The modified regulations pose the biggest challenge to law schools such as Harvard and Berkeley that have planned to be entirely online. Berkeley is considering creating an in-person class just for international students so they would be eligible for visas, Chemerinsky said. The City University of New York School of Law, which is also planning for an all-online fall, is contemplating a similar move, said Dean Mary Lu Bilek on Wednesday.
"Our international student enrollment is a small but important segment of our student body," Bilek said said. "We are committed to working with each of them individually to determine how to best accommodate their health and safety and educational needs consistent with the ICE rules. One option we are considering is a required course for international students on the American legal system that includes site visits to courthouses and law offices."
The University of Connecticut School of Law, which is also planning to be fully online in the fall, held a webinar for international law students Wednesday and is planning another one Friday. Administrators have been inundated with questions from foreign students about how the new regulations will impact them, said Carrianna Field, director of graduate and exchange programs. The school is looking at options to accommodate them, including adding some in-person instruction just for foreign students.
"We have students who chose to stay in the spring because they thought it would be more difficult in their home countries because maybe their Internet isn't stable, or they are in a time zone that will make it difficult to take classes," Field said. "And now we're saying, 'Sorry. If you want to finish this degree, you have to leave.'"

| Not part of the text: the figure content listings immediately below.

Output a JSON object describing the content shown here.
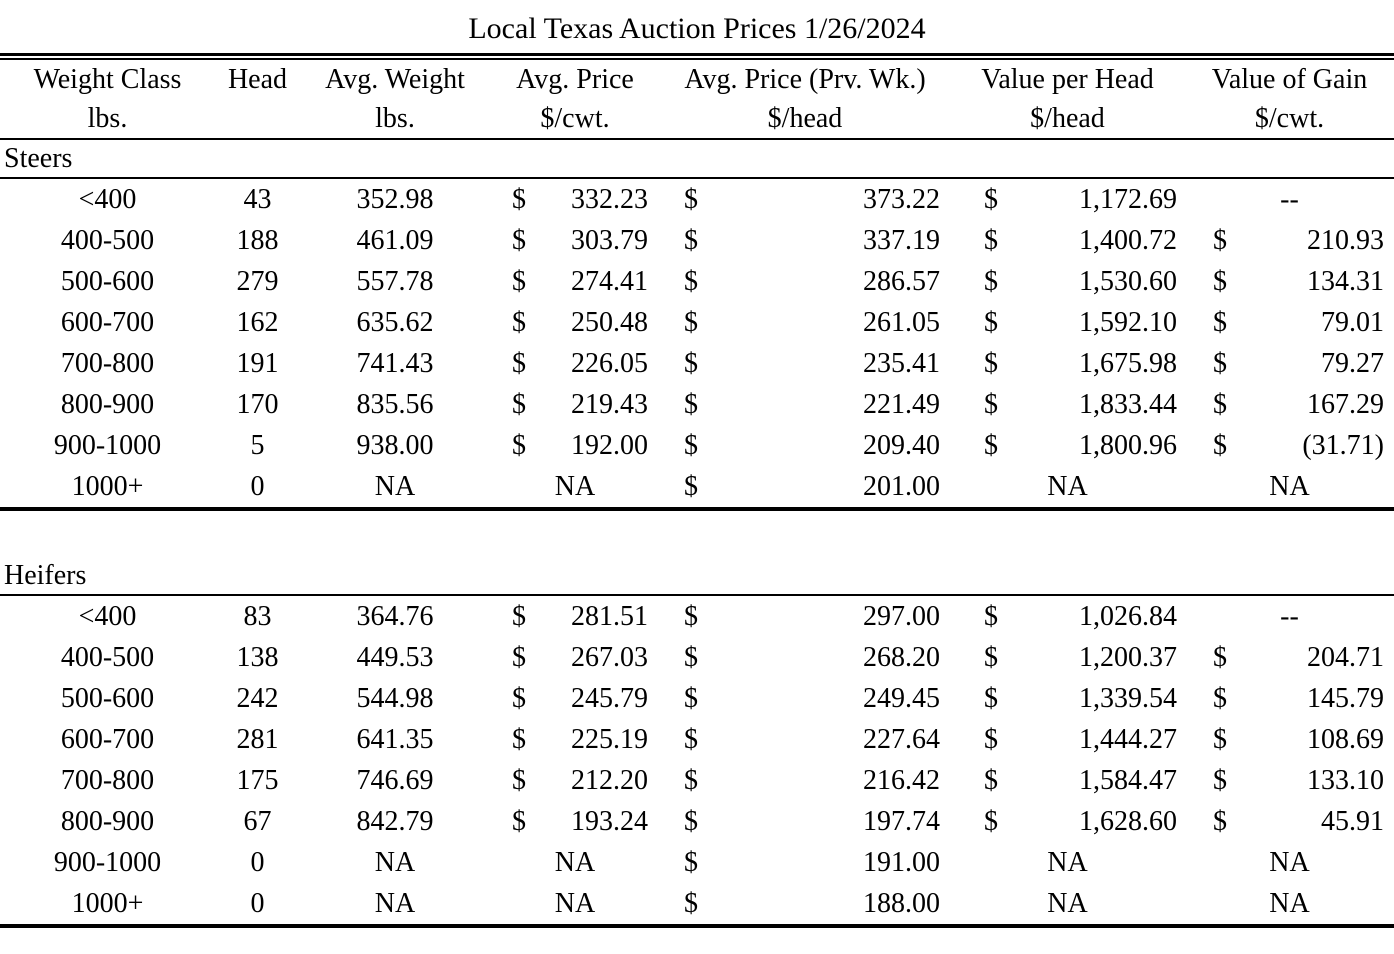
{
  "title": "Local Texas Auction Prices 1/26/2024",
  "currency_symbol": "$",
  "columns": [
    {
      "label": "Weight Class",
      "sub": "lbs."
    },
    {
      "label": "Head",
      "sub": ""
    },
    {
      "label": "Avg. Weight",
      "sub": "lbs."
    },
    {
      "label": "Avg. Price",
      "sub": "$/cwt."
    },
    {
      "label": "Avg. Price (Prv. Wk.)",
      "sub": "$/head"
    },
    {
      "label": "Value per Head",
      "sub": "$/head"
    },
    {
      "label": "Value of Gain",
      "sub": "$/cwt."
    }
  ],
  "sections": [
    {
      "label": "Steers",
      "rows": [
        {
          "weight_class": "<400",
          "head": "43",
          "avg_weight": "352.98",
          "avg_price": "332.23",
          "avg_price_prv_wk": "373.22",
          "value_per_head": "1,172.69",
          "value_of_gain": "--"
        },
        {
          "weight_class": "400-500",
          "head": "188",
          "avg_weight": "461.09",
          "avg_price": "303.79",
          "avg_price_prv_wk": "337.19",
          "value_per_head": "1,400.72",
          "value_of_gain": "210.93"
        },
        {
          "weight_class": "500-600",
          "head": "279",
          "avg_weight": "557.78",
          "avg_price": "274.41",
          "avg_price_prv_wk": "286.57",
          "value_per_head": "1,530.60",
          "value_of_gain": "134.31"
        },
        {
          "weight_class": "600-700",
          "head": "162",
          "avg_weight": "635.62",
          "avg_price": "250.48",
          "avg_price_prv_wk": "261.05",
          "value_per_head": "1,592.10",
          "value_of_gain": "79.01"
        },
        {
          "weight_class": "700-800",
          "head": "191",
          "avg_weight": "741.43",
          "avg_price": "226.05",
          "avg_price_prv_wk": "235.41",
          "value_per_head": "1,675.98",
          "value_of_gain": "79.27"
        },
        {
          "weight_class": "800-900",
          "head": "170",
          "avg_weight": "835.56",
          "avg_price": "219.43",
          "avg_price_prv_wk": "221.49",
          "value_per_head": "1,833.44",
          "value_of_gain": "167.29"
        },
        {
          "weight_class": "900-1000",
          "head": "5",
          "avg_weight": "938.00",
          "avg_price": "192.00",
          "avg_price_prv_wk": "209.40",
          "value_per_head": "1,800.96",
          "value_of_gain": "(31.71)"
        },
        {
          "weight_class": "1000+",
          "head": "0",
          "avg_weight": "NA",
          "avg_price": "NA",
          "avg_price_prv_wk": "201.00",
          "value_per_head": "NA",
          "value_of_gain": "NA"
        }
      ]
    },
    {
      "label": "Heifers",
      "rows": [
        {
          "weight_class": "<400",
          "head": "83",
          "avg_weight": "364.76",
          "avg_price": "281.51",
          "avg_price_prv_wk": "297.00",
          "value_per_head": "1,026.84",
          "value_of_gain": "--"
        },
        {
          "weight_class": "400-500",
          "head": "138",
          "avg_weight": "449.53",
          "avg_price": "267.03",
          "avg_price_prv_wk": "268.20",
          "value_per_head": "1,200.37",
          "value_of_gain": "204.71"
        },
        {
          "weight_class": "500-600",
          "head": "242",
          "avg_weight": "544.98",
          "avg_price": "245.79",
          "avg_price_prv_wk": "249.45",
          "value_per_head": "1,339.54",
          "value_of_gain": "145.79"
        },
        {
          "weight_class": "600-700",
          "head": "281",
          "avg_weight": "641.35",
          "avg_price": "225.19",
          "avg_price_prv_wk": "227.64",
          "value_per_head": "1,444.27",
          "value_of_gain": "108.69"
        },
        {
          "weight_class": "700-800",
          "head": "175",
          "avg_weight": "746.69",
          "avg_price": "212.20",
          "avg_price_prv_wk": "216.42",
          "value_per_head": "1,584.47",
          "value_of_gain": "133.10"
        },
        {
          "weight_class": "800-900",
          "head": "67",
          "avg_weight": "842.79",
          "avg_price": "193.24",
          "avg_price_prv_wk": "197.74",
          "value_per_head": "1,628.60",
          "value_of_gain": "45.91"
        },
        {
          "weight_class": "900-1000",
          "head": "0",
          "avg_weight": "NA",
          "avg_price": "NA",
          "avg_price_prv_wk": "191.00",
          "value_per_head": "NA",
          "value_of_gain": "NA"
        },
        {
          "weight_class": "1000+",
          "head": "0",
          "avg_weight": "NA",
          "avg_price": "NA",
          "avg_price_prv_wk": "188.00",
          "value_per_head": "NA",
          "value_of_gain": "NA"
        }
      ]
    }
  ]
}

Most law schools are moving ahead with hybrid models that mix online and in-person classes, but the new regulations still pose challenges to international law students on those campuses, Kelly noted. Some international students who intended to take all their fall classes online for health reasons will now be forced to take at least one class in person in order to remain in the country. And some international students at St. John's are having to rethink their course schedule because all the classes they had planned to take next semester are being given online, she added. They now have to find at least one class to take that will have an in-person element. Most law schools are now trying to work individually with international students to find solutions that work best for them, Kelly said.
It's unclear whether the new regulations will prompt current and incoming international students to change their plans or defer admission. The bulk of international law students at U.S. law schools are in LL.M. programs, and many were already planning to remain in their home countries and take their classes online, irrespective of change in ICE policy, Chemerinsky said. Berkeley typically has about 200 international students in its LL.M. program, but widespread delays in securing visas have prompted many incoming students to plan for online fall classes even before the new regulations came out, he said. Thus, it's current international J.D. students who are partway through their studies who may be hurt the most by the new regulation.
And many law schools—including St. John's—already saw fewer international students apply for the upcoming year, Kelly added. Deferral requests are also higher this year, and schools have adjusted their financial expectations accordingly.
"It has been clear for months that international enrollments this fall were going to be smaller than the previous two or three years," she said.